钱金笑着说道:“恐怕还是冯旭回答上了你的提问吧?”
几人相视一笑。随后,冯旭询问管勋,现在能否让三人看看他的孙子管昊翀,毕竟只有真正看到孩子,才能知道到底问题出在了哪儿。
管勋没想到几人不问《仰观星书》,而是直接关心起他的孙子,内心更加坚定地认为这次应该是遇到高手,而且是善人了。
事不宜迟,三人起身,收拾一下就要陪同管勋去往他的家中。门外,蔡良正在低头看着手机,见秦振三人出来,赶忙迎了上来。
秦振笑着传音告诉蔡良,目前先不用打听消息了,等他们将手头的事情办妥后,一定会满足蔡良一个愿望的,当然,这个愿望绝对不能太离谱。
蔡良怔怔地站在门口,他明明没有看到秦振对自己说话,可是为什么声音会传到自己的耳中。等他回过神来后,面前的四人已经走远了。
突然,一股巨大的幸福感将蔡良差点给砸晕,本来之前他见钱金是个神卜,还想问对方关于自己将来的财运如何,现在想来,这种白痴问题绝对不要问。
他记得,上次自己谈到钱的时候,钱金可是很生气的,还告诉他要慎言,现在想来,对方的一挂恐怕不是自己花钱能承受得起的。
突然,蔡良很后悔,当初为何要问钱金那样一个白痴问题,简直纯属是浪费一次宝贵的机会,这三人跟着林家老二来的,可能是泛泛之辈吗?
蔡良在后悔的同时,又羡慕起林慧振来,难怪人家高自己好几个档次,别的不说,就冲人家的交际圈,就不是自己能够相比的。
好在这次通过自己的努力,才得到了秦振三人的肯定,这天赐的宝贵机会,自己一定要想一个对自己最有利的问题来求对方。
秦振三人跟随管勋来到了他的住处,三间瓦房映入几人的视线中,可以看出,管勋的家境不是很好,房子已经有了年代感,显然已经年久失修。
管勋告诉几人,这房子还是儿子和儿媳在世时,挣钱盖的。如今这么多年过去了,房子还是老样子。
因为齐鲁的土地虽多,但是人口更多,所以分摊到每个农民手上的地就不多了,这些年,自己靠着微薄的土地收入外加打零工才供孙子读书。
如今孙子管昊翀成了傻子,自己也没有必要外出打工了,爷孙俩就靠着两亩地度日,毕竟自己要腾出很多的时间来照顾孙子。
几人一边说话,一边向房门内走去。
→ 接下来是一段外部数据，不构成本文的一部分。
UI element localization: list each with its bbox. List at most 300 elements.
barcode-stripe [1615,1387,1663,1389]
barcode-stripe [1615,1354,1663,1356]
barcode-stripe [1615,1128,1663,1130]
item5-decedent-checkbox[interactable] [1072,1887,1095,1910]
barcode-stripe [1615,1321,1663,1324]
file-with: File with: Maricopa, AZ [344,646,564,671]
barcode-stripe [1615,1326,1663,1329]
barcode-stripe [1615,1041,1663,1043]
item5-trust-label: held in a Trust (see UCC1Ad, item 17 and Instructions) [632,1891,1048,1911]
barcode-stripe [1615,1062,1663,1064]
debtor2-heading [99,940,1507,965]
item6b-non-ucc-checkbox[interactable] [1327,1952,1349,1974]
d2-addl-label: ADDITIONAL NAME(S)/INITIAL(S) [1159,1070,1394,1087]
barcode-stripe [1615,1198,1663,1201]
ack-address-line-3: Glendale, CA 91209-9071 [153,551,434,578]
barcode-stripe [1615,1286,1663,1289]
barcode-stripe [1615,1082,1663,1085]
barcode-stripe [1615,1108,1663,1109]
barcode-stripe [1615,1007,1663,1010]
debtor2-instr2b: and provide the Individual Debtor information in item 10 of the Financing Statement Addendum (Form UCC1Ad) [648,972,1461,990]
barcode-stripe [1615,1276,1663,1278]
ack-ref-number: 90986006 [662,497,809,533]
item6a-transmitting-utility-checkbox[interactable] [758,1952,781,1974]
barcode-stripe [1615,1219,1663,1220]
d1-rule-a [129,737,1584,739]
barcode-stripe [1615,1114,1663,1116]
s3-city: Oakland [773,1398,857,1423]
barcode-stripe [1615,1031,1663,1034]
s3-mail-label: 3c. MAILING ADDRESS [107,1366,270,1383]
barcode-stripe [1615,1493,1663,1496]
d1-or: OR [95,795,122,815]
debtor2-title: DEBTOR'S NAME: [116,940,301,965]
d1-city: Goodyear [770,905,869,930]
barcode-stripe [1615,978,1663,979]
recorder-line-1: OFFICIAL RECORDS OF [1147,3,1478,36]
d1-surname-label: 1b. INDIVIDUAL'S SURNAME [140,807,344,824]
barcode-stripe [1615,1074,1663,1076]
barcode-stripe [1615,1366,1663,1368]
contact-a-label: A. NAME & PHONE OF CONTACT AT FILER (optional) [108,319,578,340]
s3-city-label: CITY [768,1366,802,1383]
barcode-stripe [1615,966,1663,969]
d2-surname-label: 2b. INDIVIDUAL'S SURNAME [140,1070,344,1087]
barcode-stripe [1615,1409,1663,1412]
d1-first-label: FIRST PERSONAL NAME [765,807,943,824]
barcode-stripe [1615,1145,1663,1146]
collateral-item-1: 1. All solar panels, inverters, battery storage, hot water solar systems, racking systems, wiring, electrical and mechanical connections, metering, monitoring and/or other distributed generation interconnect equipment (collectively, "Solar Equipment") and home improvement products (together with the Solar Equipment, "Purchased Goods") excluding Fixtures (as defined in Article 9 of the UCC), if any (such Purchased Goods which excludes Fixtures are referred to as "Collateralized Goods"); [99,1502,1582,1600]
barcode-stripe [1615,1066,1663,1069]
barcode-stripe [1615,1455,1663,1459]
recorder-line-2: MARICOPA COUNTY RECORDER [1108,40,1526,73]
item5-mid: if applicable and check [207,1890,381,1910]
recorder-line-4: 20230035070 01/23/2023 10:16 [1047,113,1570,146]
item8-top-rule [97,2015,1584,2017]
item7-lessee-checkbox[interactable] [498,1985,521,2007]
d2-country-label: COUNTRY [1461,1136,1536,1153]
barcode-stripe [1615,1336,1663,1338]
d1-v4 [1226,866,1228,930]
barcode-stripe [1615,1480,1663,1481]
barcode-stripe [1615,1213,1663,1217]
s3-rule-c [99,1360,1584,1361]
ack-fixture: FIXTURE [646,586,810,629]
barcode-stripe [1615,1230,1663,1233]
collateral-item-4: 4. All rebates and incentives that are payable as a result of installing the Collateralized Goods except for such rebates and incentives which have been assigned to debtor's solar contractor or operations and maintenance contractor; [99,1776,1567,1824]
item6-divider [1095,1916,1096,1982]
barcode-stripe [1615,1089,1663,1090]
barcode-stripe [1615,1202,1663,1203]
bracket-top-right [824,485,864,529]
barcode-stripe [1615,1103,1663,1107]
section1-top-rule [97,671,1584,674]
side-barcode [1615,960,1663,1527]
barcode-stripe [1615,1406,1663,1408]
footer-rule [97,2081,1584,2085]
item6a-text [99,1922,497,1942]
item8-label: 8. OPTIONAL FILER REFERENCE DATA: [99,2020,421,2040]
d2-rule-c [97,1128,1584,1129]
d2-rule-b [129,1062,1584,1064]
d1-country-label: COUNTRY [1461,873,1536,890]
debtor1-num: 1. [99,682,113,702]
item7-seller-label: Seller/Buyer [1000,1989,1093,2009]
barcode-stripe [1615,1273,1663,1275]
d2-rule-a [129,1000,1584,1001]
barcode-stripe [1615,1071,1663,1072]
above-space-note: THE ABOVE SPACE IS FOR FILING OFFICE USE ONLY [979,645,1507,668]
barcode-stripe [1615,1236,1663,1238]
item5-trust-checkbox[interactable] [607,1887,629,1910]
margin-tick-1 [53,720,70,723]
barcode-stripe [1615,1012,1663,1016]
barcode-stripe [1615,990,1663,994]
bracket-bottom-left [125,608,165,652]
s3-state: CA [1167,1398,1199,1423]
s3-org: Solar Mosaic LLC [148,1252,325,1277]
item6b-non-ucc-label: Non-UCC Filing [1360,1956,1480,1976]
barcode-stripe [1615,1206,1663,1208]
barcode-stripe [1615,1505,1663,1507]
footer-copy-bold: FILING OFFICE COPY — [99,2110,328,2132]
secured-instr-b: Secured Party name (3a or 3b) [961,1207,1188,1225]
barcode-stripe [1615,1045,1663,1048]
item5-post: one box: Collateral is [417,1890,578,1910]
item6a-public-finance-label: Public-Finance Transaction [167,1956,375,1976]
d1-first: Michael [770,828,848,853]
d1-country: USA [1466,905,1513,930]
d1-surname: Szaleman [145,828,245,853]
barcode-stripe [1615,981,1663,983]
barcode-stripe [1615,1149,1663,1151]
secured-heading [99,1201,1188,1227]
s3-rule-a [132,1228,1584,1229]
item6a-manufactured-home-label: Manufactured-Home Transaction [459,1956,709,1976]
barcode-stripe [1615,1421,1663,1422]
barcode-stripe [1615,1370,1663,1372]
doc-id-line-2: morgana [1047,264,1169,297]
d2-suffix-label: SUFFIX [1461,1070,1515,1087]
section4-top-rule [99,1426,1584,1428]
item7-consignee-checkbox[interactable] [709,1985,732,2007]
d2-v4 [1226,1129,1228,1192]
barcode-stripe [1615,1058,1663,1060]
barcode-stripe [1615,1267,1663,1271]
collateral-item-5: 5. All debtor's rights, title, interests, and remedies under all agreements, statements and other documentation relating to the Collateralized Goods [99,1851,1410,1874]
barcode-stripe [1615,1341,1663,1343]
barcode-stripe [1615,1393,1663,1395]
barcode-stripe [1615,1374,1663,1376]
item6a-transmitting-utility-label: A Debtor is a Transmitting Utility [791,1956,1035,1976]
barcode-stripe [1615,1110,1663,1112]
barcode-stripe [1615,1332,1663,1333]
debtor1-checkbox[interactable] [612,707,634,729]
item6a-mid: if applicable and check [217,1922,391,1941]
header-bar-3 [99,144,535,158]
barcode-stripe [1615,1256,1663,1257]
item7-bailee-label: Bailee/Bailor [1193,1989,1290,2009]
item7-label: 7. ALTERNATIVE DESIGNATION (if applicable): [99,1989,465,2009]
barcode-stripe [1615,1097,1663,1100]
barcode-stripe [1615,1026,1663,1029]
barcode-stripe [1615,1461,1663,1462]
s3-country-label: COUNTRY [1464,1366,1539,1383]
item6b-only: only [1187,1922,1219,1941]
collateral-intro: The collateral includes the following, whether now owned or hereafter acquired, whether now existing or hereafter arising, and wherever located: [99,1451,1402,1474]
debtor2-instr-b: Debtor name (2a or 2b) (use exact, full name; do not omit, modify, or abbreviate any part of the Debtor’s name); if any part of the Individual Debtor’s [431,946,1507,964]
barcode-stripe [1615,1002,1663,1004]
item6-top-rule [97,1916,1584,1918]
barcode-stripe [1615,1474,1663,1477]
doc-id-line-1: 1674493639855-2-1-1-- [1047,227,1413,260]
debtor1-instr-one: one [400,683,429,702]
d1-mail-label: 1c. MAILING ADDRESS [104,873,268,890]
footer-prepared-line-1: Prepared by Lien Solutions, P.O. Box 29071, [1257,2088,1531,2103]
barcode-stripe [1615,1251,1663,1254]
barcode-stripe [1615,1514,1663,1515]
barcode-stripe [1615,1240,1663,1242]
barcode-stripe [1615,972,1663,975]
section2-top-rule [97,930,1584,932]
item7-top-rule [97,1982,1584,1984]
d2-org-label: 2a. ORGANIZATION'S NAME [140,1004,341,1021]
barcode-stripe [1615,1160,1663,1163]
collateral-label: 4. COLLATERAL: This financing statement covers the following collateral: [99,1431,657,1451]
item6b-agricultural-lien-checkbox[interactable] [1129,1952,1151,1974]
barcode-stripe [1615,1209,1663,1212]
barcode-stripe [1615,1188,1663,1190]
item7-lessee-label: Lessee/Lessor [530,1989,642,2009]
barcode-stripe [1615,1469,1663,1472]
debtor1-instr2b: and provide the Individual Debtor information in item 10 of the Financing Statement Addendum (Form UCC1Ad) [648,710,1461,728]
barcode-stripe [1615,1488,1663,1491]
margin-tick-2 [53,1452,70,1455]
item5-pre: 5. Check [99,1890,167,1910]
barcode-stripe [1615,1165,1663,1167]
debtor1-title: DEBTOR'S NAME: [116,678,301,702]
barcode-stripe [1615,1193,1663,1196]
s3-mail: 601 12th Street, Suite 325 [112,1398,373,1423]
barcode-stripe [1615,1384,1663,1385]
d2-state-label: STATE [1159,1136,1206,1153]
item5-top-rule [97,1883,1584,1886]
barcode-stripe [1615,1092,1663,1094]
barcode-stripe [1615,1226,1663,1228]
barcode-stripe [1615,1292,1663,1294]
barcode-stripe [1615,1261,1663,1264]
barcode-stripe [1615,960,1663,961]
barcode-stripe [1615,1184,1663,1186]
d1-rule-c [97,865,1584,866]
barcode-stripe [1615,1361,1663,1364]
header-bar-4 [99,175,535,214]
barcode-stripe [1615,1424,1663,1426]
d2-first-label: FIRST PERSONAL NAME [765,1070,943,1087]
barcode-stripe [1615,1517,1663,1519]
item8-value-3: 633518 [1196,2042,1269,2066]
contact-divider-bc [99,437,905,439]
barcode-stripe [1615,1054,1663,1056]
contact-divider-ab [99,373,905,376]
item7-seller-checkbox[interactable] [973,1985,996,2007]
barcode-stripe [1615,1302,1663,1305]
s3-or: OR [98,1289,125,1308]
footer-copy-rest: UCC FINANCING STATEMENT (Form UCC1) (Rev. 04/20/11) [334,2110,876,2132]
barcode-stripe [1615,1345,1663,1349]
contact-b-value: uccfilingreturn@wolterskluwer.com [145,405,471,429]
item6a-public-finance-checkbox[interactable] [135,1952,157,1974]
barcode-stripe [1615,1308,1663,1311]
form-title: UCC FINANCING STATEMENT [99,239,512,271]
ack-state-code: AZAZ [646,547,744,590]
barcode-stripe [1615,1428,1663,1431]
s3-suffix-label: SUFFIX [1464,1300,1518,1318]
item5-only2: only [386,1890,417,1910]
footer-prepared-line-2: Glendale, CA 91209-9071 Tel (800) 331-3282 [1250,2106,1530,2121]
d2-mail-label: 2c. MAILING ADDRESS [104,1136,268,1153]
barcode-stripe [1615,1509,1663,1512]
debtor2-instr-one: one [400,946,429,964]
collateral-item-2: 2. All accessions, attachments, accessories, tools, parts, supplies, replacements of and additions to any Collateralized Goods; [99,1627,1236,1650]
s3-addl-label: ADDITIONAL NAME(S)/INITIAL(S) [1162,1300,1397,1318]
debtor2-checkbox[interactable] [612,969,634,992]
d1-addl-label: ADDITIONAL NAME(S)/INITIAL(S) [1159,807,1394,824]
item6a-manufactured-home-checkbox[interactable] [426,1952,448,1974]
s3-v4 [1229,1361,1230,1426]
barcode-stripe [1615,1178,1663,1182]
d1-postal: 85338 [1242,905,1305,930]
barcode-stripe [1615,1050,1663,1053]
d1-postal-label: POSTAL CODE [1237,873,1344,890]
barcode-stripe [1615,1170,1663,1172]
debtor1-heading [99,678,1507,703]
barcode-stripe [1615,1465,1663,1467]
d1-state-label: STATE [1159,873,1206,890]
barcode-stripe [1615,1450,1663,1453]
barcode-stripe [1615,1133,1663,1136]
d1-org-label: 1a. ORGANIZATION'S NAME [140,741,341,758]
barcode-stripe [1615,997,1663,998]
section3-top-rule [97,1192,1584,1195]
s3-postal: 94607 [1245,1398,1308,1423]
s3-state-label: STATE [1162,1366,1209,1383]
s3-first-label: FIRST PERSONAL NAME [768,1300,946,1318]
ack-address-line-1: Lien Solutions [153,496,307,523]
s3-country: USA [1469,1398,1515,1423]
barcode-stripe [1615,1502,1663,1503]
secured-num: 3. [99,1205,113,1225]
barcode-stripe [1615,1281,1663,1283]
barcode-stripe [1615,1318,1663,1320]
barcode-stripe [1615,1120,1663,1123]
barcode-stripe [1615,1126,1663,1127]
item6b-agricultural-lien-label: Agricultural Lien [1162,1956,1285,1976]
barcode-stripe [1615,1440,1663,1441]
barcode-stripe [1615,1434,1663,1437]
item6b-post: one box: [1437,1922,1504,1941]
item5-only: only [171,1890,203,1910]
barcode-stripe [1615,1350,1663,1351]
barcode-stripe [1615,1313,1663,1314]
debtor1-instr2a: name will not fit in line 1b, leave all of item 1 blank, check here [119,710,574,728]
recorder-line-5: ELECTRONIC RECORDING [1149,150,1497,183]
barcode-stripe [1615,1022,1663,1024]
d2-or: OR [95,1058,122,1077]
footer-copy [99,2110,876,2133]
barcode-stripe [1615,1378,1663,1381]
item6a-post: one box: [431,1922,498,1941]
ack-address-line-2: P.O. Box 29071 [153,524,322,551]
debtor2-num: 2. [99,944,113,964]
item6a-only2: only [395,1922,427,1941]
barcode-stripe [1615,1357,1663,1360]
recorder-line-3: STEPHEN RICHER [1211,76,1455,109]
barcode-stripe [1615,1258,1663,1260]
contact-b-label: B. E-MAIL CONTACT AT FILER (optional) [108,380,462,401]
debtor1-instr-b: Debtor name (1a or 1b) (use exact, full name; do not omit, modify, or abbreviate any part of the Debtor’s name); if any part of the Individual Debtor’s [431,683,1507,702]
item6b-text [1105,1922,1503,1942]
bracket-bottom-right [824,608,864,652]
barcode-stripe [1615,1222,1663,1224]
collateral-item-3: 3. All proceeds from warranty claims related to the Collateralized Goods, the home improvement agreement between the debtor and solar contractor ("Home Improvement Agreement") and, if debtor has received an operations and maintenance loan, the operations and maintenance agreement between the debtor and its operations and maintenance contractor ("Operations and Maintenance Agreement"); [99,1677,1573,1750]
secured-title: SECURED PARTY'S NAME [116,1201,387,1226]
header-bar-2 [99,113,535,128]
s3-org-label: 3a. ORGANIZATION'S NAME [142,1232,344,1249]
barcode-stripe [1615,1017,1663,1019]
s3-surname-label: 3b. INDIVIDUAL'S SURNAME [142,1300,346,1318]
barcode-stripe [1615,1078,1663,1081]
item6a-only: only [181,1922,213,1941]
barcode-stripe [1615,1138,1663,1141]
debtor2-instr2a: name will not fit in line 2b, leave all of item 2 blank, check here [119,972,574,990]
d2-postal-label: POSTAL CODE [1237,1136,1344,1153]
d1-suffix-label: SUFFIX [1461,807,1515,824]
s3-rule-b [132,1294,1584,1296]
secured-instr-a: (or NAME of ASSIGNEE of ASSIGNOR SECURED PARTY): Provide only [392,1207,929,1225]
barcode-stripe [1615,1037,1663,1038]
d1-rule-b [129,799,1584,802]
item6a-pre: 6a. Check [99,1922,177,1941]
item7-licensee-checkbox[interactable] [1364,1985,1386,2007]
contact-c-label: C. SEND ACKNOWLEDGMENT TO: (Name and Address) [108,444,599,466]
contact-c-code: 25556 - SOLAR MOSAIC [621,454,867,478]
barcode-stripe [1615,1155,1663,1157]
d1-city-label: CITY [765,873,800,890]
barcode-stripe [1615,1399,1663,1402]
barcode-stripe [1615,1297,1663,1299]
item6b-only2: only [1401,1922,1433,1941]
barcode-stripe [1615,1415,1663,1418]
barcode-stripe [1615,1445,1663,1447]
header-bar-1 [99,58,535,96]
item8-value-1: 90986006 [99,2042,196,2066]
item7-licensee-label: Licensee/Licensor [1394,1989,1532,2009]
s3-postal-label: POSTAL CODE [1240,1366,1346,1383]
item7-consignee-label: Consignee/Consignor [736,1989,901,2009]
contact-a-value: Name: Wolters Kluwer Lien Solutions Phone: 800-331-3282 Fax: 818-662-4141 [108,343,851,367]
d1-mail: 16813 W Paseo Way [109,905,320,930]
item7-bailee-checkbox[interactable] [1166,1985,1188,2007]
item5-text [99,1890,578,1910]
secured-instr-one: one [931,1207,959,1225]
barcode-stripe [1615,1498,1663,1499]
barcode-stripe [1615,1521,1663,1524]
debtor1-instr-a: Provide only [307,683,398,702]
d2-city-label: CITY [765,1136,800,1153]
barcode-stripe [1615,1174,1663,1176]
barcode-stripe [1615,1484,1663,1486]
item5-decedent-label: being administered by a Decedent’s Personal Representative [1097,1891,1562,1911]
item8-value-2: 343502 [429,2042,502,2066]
屋子里还算整洁,东西摆放得井然有序,经过门廊,几人进了里屋。
当秦振三人看到躺在炕上的少年时,内心不由得微微抽动起来。只见一个大小伙子,露着脑袋,将一床大被紧紧地裹在了身上。
管勋走上前去,用那干瘪的老手轻轻地摩挲着少年的头发,一边摸一边说道:“小翀,家里来人看你了!”
管昊翀对老人的话充耳不闻,就那样将头露在外面,眼睛直勾勾地盯着棚顶,就像棚上有吸引自己的东西一样,同时嘴中不知在嘀咕着什么。
秦振三人走上前去查看,只见管昊翀这个大小伙子,虽然眼神不太正常,给人一种飘忽不定的感觉,但是眉宇间却透露着一股精气神。